International Convention Will Address Angkor Development

Development in Siem Reap will be the top agenda item when delegates from more than 30 countries and international organizations meet Friday and Saturday in Paris to discuss the safeguarding of the Angkor temples.

This will be the first time since the Tokyo Conference of October 1993 that several high-level government representatives—including Japan’s Vice Minister for Foreign Affairs, Ichiro Aisawa—will meet to discuss the international support required to preserve Cambodia’s most famous historical site.

In recent years, the annual meeting has been held in Siem Reap at the working group level, with ambassadors and midlevel officials attending. French President Jacques Chirac is scheduled to open this year’s meeting, in which delegates are to review work accomplished in Angkor Archeological Park and make plans for future projects.

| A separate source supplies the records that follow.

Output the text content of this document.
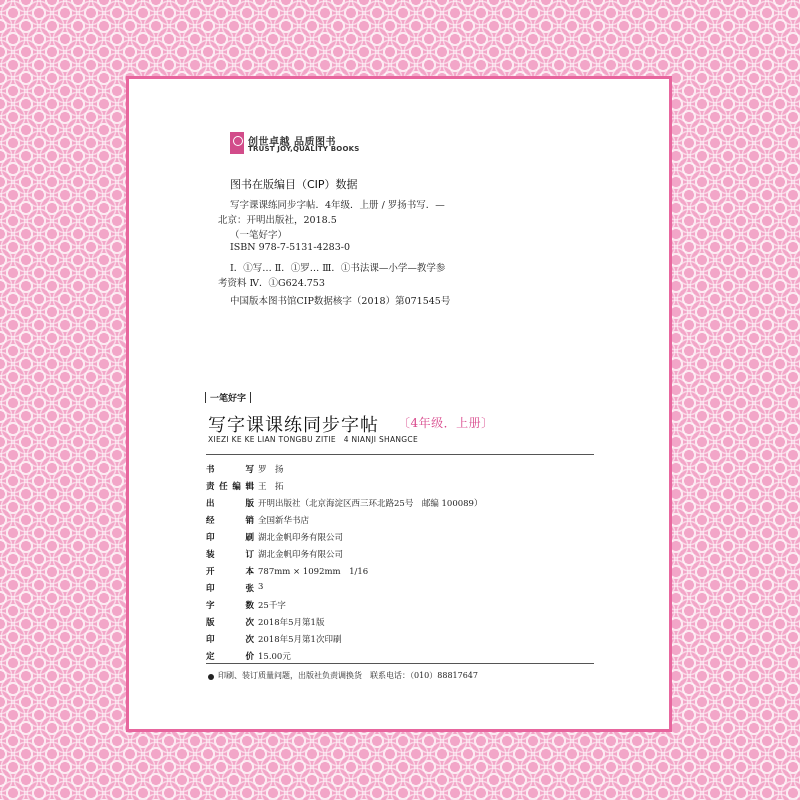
创世卓越 品质图书
TRUST JOY,QUALITY BOOKS
图书在版编目（CIP）数据
写字课课练同步字帖．4年级．上册 / 罗扬书写．—
北京：开明出版社，2018.5
（一笔好字）
ISBN 978-7-5131-4283-0
Ⅰ．①写… Ⅱ．①罗… Ⅲ．①书法课—小学—教学参
考资料 Ⅳ．①G624.753
中国版本图书馆CIP数据核字（2018）第071545号
一笔好字
写字课课练同步字帖 〔4年级．上册〕
XIEZI KE KE LIAN TONGBU ZITIE　4 NIANJI SHANGCE
书	写 罗　扬
责 任 编 辑 王　拓
出	版 开明出版社（北京海淀区西三环北路25号　邮编 100089）
经	销 全国新华书店
印	刷 湖北金帆印务有限公司
装	订 湖北金帆印务有限公司
开	本 787mm × 1092mm　1/16
印	张 3
字	数 25千字
版	次 2018年5月第1版
印	次 2018年5月第1次印刷
定	价 15.00元
印刷、装订质量问题，出版社负责调换货　联系电话：（010）88817647
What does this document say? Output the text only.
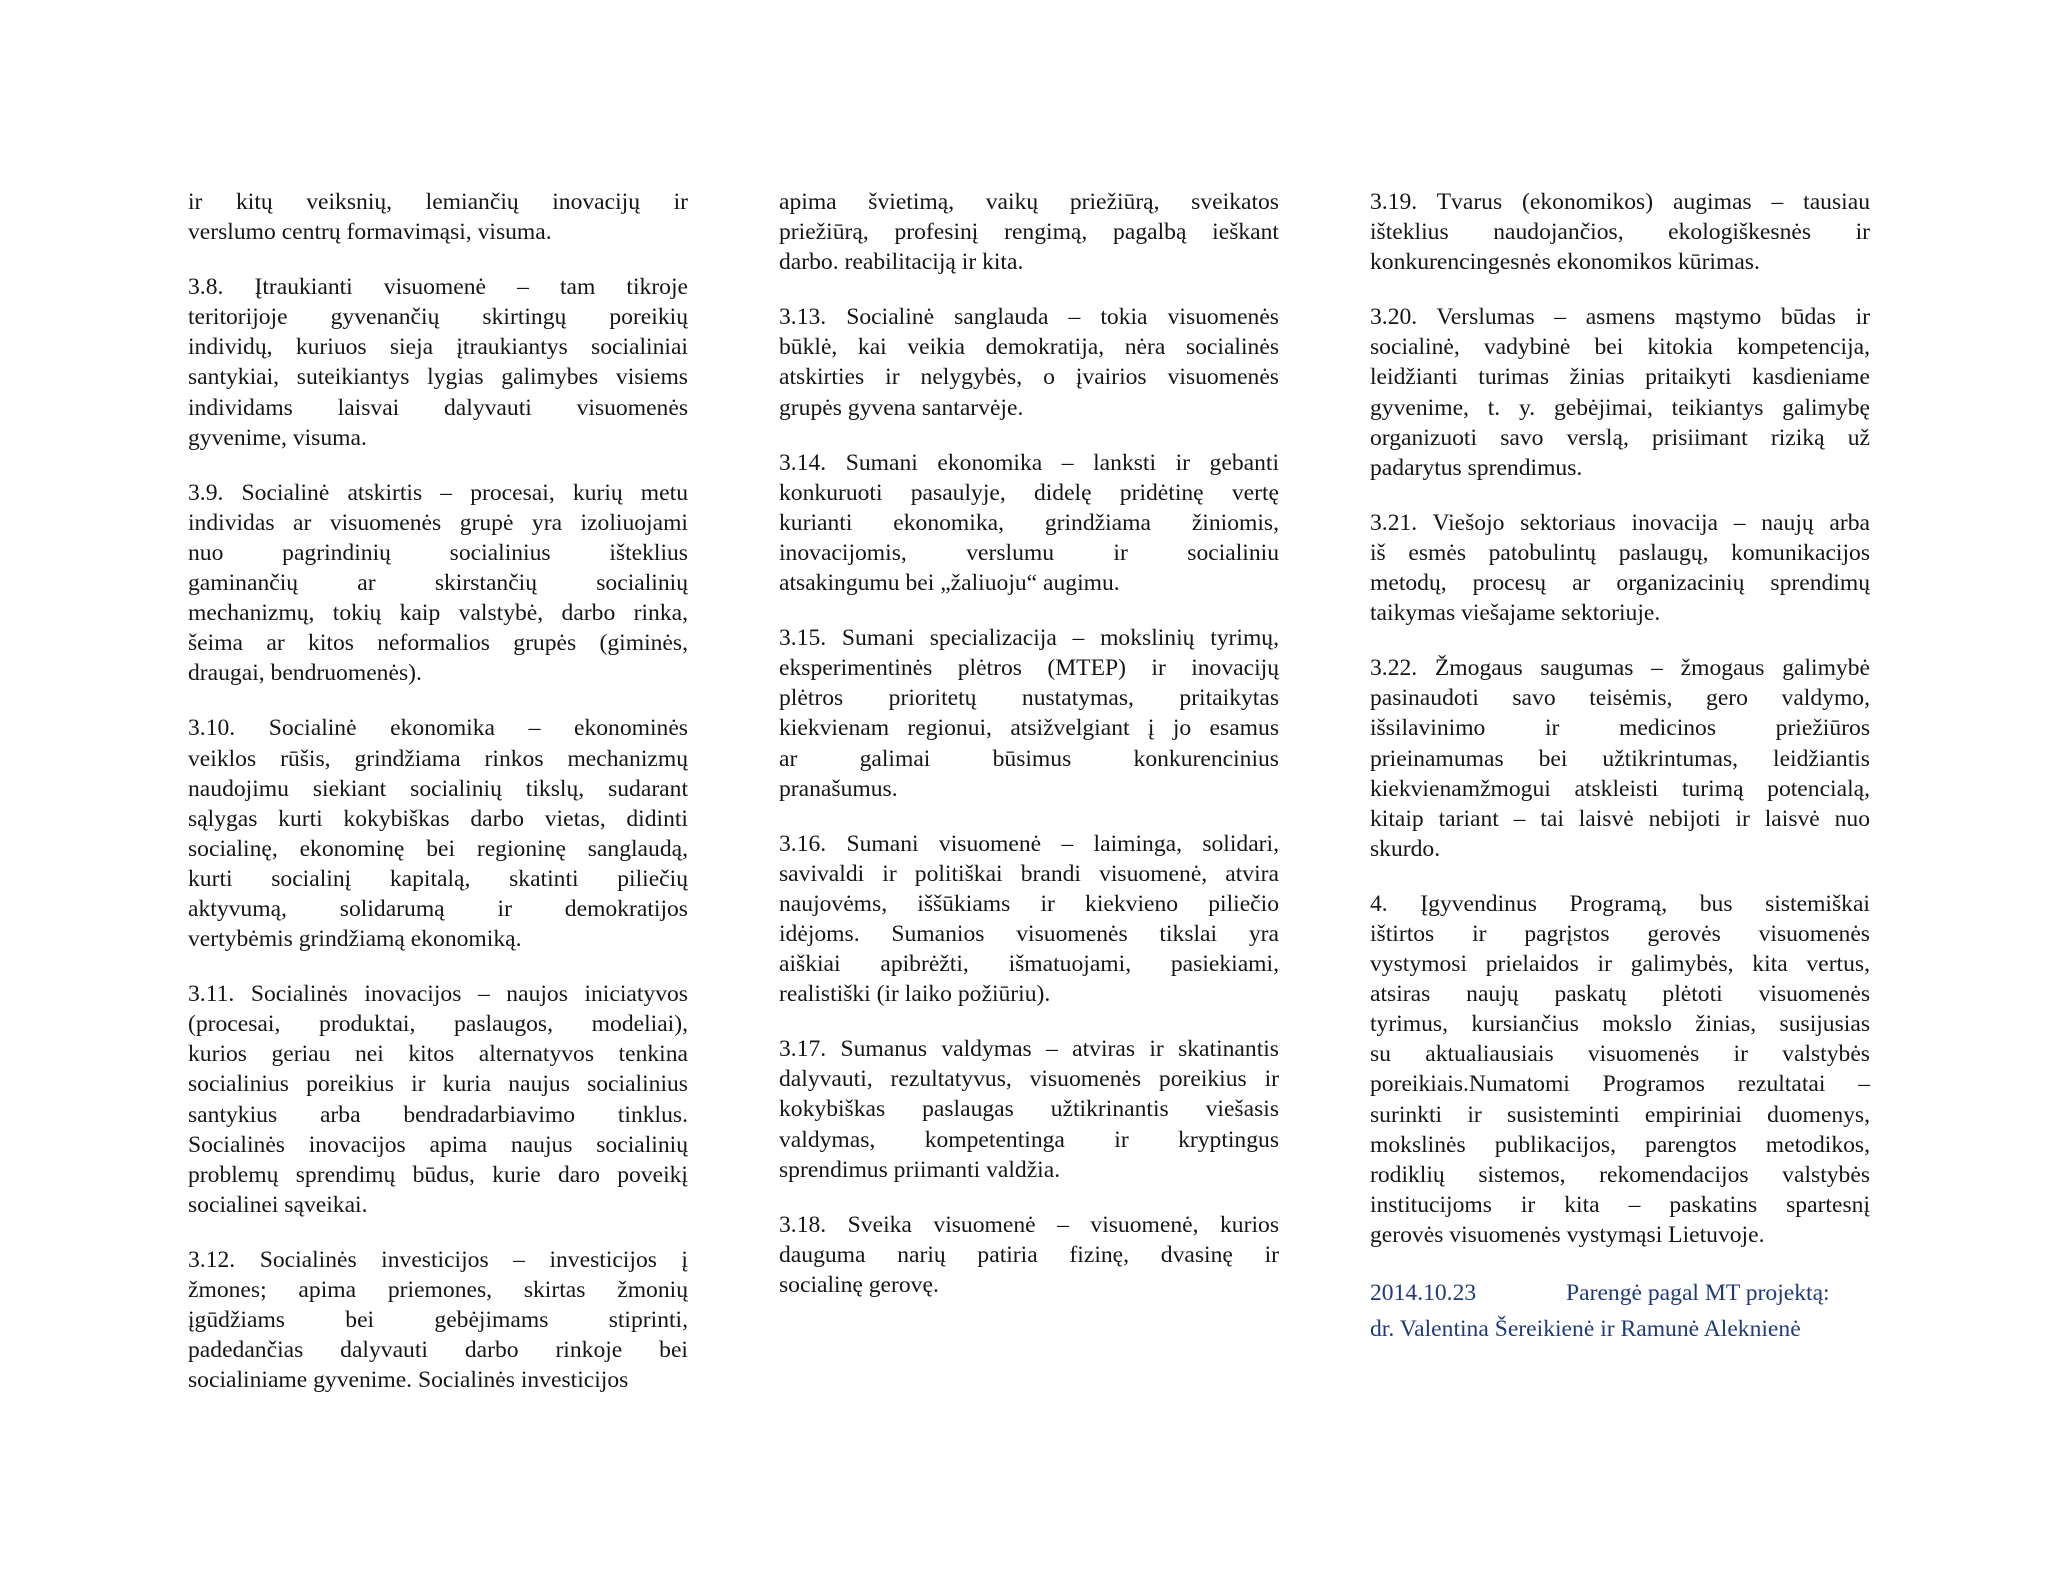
ir kitų veiksnių, lemiančių inovacijų ir
verslumo centrų formavimąsi, visuma.
3.8. Įtraukianti visuomenė – tam tikroje
teritorijoje gyvenančių skirtingų poreikių
individų, kuriuos sieja įtraukiantys socialiniai
santykiai, suteikiantys lygias galimybes visiems
individams laisvai dalyvauti visuomenės
gyvenime, visuma.
3.9. Socialinė atskirtis – procesai, kurių metu
individas ar visuomenės grupė yra izoliuojami
nuo pagrindinių socialinius išteklius
gaminančių ar skirstančių socialinių
mechanizmų, tokių kaip valstybė, darbo rinka,
šeima ar kitos neformalios grupės (giminės,
draugai, bendruomenės).
3.10. Socialinė ekonomika – ekonominės
veiklos rūšis, grindžiama rinkos mechanizmų
naudojimu siekiant socialinių tikslų, sudarant
sąlygas kurti kokybiškas darbo vietas, didinti
socialinę, ekonominę bei regioninę sanglaudą,
kurti socialinį kapitalą, skatinti piliečių
aktyvumą, solidarumą ir demokratijos
vertybėmis grindžiamą ekonomiką.
3.11. Socialinės inovacijos – naujos iniciatyvos
(procesai, produktai, paslaugos, modeliai),
kurios geriau nei kitos alternatyvos tenkina
socialinius poreikius ir kuria naujus socialinius
santykius arba bendradarbiavimo tinklus.
Socialinės inovacijos apima naujus socialinių
problemų sprendimų būdus, kurie daro poveikį
socialinei sąveikai.
3.12. Socialinės investicijos – investicijos į
žmones; apima priemones, skirtas žmonių
įgūdžiams bei gebėjimams stiprinti,
padedančias dalyvauti darbo rinkoje bei
socialiniame gyvenime. Socialinės investicijos
apima švietimą, vaikų priežiūrą, sveikatos
priežiūrą, profesinį rengimą, pagalbą ieškant
darbo. reabilitaciją ir kita.
3.13. Socialinė sanglauda – tokia visuomenės
būklė, kai veikia demokratija, nėra socialinės
atskirties ir nelygybės, o įvairios visuomenės
grupės gyvena santarvėje.
3.14. Sumani ekonomika – lanksti ir gebanti
konkuruoti pasaulyje, didelę pridėtinę vertę
kurianti ekonomika, grindžiama žiniomis,
inovacijomis, verslumu ir socialiniu
atsakingumu bei „žaliuoju“ augimu.
3.15. Sumani specializacija – mokslinių tyrimų,
eksperimentinės plėtros (MTEP) ir inovacijų
plėtros prioritetų nustatymas, pritaikytas
kiekvienam regionui, atsižvelgiant į jo esamus
ar galimai būsimus konkurencinius
pranašumus.
3.16. Sumani visuomenė – laiminga, solidari,
savivaldi ir politiškai brandi visuomenė, atvira
naujovėms, iššūkiams ir kiekvieno piliečio
idėjoms. Sumanios visuomenės tikslai yra
aiškiai apibrėžti, išmatuojami, pasiekiami,
realistiški (ir laiko požiūriu).
3.17. Sumanus valdymas – atviras ir skatinantis
dalyvauti, rezultatyvus, visuomenės poreikius ir
kokybiškas paslaugas užtikrinantis viešasis
valdymas, kompetentinga ir kryptingus
sprendimus priimanti valdžia.
3.18. Sveika visuomenė – visuomenė, kurios
dauguma narių patiria fizinę, dvasinę ir
socialinę gerovę.
3.19. Tvarus (ekonomikos) augimas – tausiau
išteklius naudojančios, ekologiškesnės ir
konkurencingesnės ekonomikos kūrimas.
3.20. Verslumas – asmens mąstymo būdas ir
socialinė, vadybinė bei kitokia kompetencija,
leidžianti turimas žinias pritaikyti kasdieniame
gyvenime, t. y. gebėjimai, teikiantys galimybę
organizuoti savo verslą, prisiimant riziką už
padarytus sprendimus.
3.21. Viešojo sektoriaus inovacija – naujų arba
iš esmės patobulintų paslaugų, komunikacijos
metodų, procesų ar organizacinių sprendimų
taikymas viešajame sektoriuje.
3.22. Žmogaus saugumas – žmogaus galimybė
pasinaudoti savo teisėmis, gero valdymo,
išsilavinimo ir medicinos priežiūros
prieinamumas bei užtikrintumas, leidžiantis
kiekvienamžmogui atskleisti turimą potencialą,
kitaip tariant – tai laisvė nebijoti ir laisvė nuo
skurdo.
4. Įgyvendinus Programą, bus sistemiškai
ištirtos ir pagrįstos gerovės visuomenės
vystymosi prielaidos ir galimybės, kita vertus,
atsiras naujų paskatų plėtoti visuomenės
tyrimus, kursiančius mokslo žinias, susijusias
su aktualiausiais visuomenės ir valstybės
poreikiais.Numatomi Programos rezultatai –
surinkti ir susisteminti empiriniai duomenys,
mokslinės publikacijos, parengtos metodikos,
rodiklių sistemos, rekomendacijos valstybės
institucijoms ir kita – paskatins spartesnį
gerovės visuomenės vystymąsi Lietuvoje.
2014.10.23	Parengė pagal MT projektą:
dr. Valentina Šereikienė ir Ramunė Aleknienė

After a decade of efforts the needs remain enormous, but they now are of a different na­ture, said Etienne Clement, representative of the UN Educational, Scientific and Cultural Or­gan­ization in Cambodia. In 1993, it was urgent to protect the monuments themselves, he said.

“We have spent 10 years on restoration,” said French Ambassador Andre-Jean Libourel. “Now we are gearing toward development.”

“Today, problems to be solved include protecting the environment, cleaning up the Siem Reap river, water supplies and drainage, and the matter of urban and tourism development that must be done in harmony with the development of Angkor,” said Bun Narith, chairman of the Apsara Authority, which manages the temple complex. These issues will be discussed at the conference, Bun Narith said.

Minister of Culture Princess Bopha Devi is leading the Cambodian delegation. Bun Narith is also scheduled to attend.

Delegates will also examine ways to help villagers living near the temples benefit from development, Clement said. To discuss this issue, the UN Development Program, the Asian Development Bank and donor countries have been invited to the meeting, he said.

Monument restoration is also a priority. Although a great deal has been done since 1993, “some monuments have not even been touched,” Japanese Ambassador Gotaro Ogawa said.

According to the working document prepared for the conference, the 40,000 hectare Angkor Archeological Park contains 40 major monuments and hundreds of structures, some of them reduced to just a few stones on the ground.

Maintenance on the Angkor temples was halted after the Khmer Rouge took power in 1975, and by the early 1990s the monuments were losing the battle against the jungle and the elements.

In September 1991, one month before the signing of the Paris Peace Accords, then prince Norodom Sihanouk made an official request for Unesco to help Angkor.

In December 1992, Angkor was put on the prestigious World Heritage List, and in October 1993, Japan organized the first international conference on Angkor, Ogawa said.

This led to the creation of the International Co­ordinating Committee, which oversees res­to­ration and development projects at Angkor, he said. The ICC is co-chaired by Japan and France, with Unesco serving as its secretariat.

In the last few years, the Apsara Authority, which is a member of the ICC, has assumed increasing responsibilities at Angkor with the technical support of the committee.

“We need more training because, in the future, we must start handling restoration work and site management ourselves,” Bun Narith said.

Already the staff on restoration projects are mostly Cambodian, and technical experts conduct on-site training for Cambodian workers, architects and archaeologists.

Still, Cambodians need more training in specialized fields, from tourism development and site management to stone conservation, Bun Narith said. Financial and technical support for training will be one of the requests Cambodia intends to make at the Paris meeting, he added.